Com certeza, não só para a Maersk Line, mas para todos os armadores e empresas que atuam no setor ou dependem do transporte marítimo para expandir o seu negócio. Conforme comentei anteriormente, um dos nossos principais problemas é a perda de profundidade dos canais dos portos, tendo como resultado a impossibilidade de maiores embarcações não conseguirem operar à plena capacidade. Estamos utilizando navios com capacidade abaixo de 9 mil TEUs (unidade equivalente a um contêiner de 20 pés), enquanto portos mais modernos do mundo, inclusive na América Latina, conseguem receber navios acima de 13 mil a 14 mil TEUs. Precisamos de terminais mais modernos, para que os processos sejam rápidos, com burocracia reduzida e despachos aduaneiros mais eficientes.

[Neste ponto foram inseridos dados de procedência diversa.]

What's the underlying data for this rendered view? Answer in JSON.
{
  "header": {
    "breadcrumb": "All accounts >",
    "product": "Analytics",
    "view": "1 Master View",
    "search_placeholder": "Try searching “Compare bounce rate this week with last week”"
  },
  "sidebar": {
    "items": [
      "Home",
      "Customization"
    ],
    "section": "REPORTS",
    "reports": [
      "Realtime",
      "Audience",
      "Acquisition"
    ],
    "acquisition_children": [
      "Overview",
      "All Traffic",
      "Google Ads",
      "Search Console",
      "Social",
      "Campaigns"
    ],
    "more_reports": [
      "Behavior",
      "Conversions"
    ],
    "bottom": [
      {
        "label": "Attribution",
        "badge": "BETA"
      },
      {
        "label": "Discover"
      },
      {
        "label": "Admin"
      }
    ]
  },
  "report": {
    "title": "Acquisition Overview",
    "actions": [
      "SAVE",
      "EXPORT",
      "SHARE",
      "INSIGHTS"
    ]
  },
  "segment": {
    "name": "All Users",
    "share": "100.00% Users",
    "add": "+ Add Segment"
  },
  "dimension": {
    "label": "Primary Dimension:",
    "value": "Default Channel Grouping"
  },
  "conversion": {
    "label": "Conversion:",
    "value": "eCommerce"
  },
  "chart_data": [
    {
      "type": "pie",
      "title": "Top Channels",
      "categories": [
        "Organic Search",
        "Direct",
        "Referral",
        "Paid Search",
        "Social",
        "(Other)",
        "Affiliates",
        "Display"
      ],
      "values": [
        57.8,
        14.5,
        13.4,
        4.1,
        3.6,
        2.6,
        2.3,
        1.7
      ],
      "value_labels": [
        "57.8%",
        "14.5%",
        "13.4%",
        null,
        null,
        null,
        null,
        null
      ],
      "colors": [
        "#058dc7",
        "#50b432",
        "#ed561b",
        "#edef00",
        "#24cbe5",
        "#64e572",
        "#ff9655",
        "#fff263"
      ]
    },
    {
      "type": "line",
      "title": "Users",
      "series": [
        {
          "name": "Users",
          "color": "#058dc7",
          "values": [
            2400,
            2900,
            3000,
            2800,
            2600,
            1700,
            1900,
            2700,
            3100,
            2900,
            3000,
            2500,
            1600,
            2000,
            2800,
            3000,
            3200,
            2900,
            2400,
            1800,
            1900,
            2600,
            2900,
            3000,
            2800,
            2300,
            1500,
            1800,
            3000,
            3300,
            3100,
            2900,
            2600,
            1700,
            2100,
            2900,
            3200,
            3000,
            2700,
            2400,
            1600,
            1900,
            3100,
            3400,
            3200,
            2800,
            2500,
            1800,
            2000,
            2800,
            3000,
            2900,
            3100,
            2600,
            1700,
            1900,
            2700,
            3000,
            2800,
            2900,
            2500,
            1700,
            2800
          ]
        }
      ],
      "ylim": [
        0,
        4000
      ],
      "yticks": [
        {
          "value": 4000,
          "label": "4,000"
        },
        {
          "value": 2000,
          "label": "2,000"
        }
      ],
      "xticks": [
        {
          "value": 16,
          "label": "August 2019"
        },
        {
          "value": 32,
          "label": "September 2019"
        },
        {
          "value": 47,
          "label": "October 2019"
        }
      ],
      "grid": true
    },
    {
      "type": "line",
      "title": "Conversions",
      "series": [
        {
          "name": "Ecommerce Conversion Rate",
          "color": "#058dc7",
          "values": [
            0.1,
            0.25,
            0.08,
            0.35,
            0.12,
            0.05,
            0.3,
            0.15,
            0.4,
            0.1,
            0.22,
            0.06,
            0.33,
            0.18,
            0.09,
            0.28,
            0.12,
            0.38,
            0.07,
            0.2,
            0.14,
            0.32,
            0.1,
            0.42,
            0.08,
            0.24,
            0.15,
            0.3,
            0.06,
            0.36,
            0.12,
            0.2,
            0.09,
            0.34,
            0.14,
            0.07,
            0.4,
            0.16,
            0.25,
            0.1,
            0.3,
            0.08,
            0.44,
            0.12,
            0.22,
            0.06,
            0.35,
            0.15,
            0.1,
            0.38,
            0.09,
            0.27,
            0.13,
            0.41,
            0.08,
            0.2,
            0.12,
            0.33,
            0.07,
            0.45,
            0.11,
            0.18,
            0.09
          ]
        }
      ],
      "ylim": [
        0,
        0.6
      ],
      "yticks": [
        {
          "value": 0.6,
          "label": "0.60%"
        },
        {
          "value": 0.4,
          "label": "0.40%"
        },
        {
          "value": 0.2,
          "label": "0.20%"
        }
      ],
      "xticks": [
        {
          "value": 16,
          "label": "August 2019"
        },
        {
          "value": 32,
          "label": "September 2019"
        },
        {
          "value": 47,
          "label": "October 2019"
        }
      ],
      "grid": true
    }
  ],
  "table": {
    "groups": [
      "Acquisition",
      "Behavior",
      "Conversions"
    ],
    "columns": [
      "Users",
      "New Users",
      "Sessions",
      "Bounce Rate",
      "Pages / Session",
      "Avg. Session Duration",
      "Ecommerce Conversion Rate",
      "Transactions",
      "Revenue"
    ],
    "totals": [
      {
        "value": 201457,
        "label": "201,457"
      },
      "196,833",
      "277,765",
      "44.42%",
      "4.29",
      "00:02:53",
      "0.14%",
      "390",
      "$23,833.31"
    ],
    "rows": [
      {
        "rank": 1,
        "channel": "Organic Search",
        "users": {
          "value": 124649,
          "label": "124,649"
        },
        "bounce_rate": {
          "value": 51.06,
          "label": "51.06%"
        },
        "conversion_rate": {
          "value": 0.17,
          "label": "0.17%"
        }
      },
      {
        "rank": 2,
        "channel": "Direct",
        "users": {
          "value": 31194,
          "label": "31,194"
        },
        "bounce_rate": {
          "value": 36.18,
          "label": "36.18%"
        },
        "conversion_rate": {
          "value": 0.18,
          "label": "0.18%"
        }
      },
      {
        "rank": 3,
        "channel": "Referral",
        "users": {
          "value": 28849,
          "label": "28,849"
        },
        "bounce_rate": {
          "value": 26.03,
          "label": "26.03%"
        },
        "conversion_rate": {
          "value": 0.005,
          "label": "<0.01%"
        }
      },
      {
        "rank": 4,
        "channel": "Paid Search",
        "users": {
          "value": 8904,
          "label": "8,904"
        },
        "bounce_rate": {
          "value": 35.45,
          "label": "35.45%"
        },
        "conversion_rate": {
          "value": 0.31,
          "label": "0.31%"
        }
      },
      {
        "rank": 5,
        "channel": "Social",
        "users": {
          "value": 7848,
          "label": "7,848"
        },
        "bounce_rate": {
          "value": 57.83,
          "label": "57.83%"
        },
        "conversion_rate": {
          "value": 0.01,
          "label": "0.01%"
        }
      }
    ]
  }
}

Qual a sua avaliação da economia brasileira e quais são as perspectivas para os próximos anos?
Embora o país esteja saindo de sua pior crise econômica, está claro que, sem uma agenda concreta de reformas, a economia tende a crescer muito menos do que poderia. Como a Maersk Line tem um compromisso de longo prazo com o Brasil e acredita no potencial do país, mantemos nossos planos de investimento e crescimento na região, mas é claro que isso também depende de uma conjuntura macroeconômica mais favorável.

E o comércio exterior brasileiro?
Com relação especificamente ao comércio exterior brasileiro, registramos período vigoroso às vésperas da Copa do Mundo, com as importações saltando 19% no primeiro trimestre. As exportações aumentaram 6% no primeiro trimestre, contribuindo para um crescimento de 12% no total de importações e exportações de contêineres no início de 2018.

Não é um resultado surpreendente diante da lenta retomada da economia?
A performance surpreende, com o Brasil emergindo de sua pior recessão desde a década de 1990. As importações para o Norte do Brasil, por exemplo, dispararam inéditos 59% no primeiro trimestre, já que os eletrônicos são enviados para Manaus para montagem. No entanto, acredito que o Brasil, com incertezas eleitorais e a queda do real, que se desvaloriza para níveis nunca registrados desde 2002, sofrerá grande ressaca no segundo semestre. Na verdade, esses indicadores já estão aparecendo. As importações desaceleraram em maio e, pela primeira vez no ano, os navios estão subocupados, diferentemente do que vinha acontecendo nos últimos 12 meses, quando estavam completamente carregados.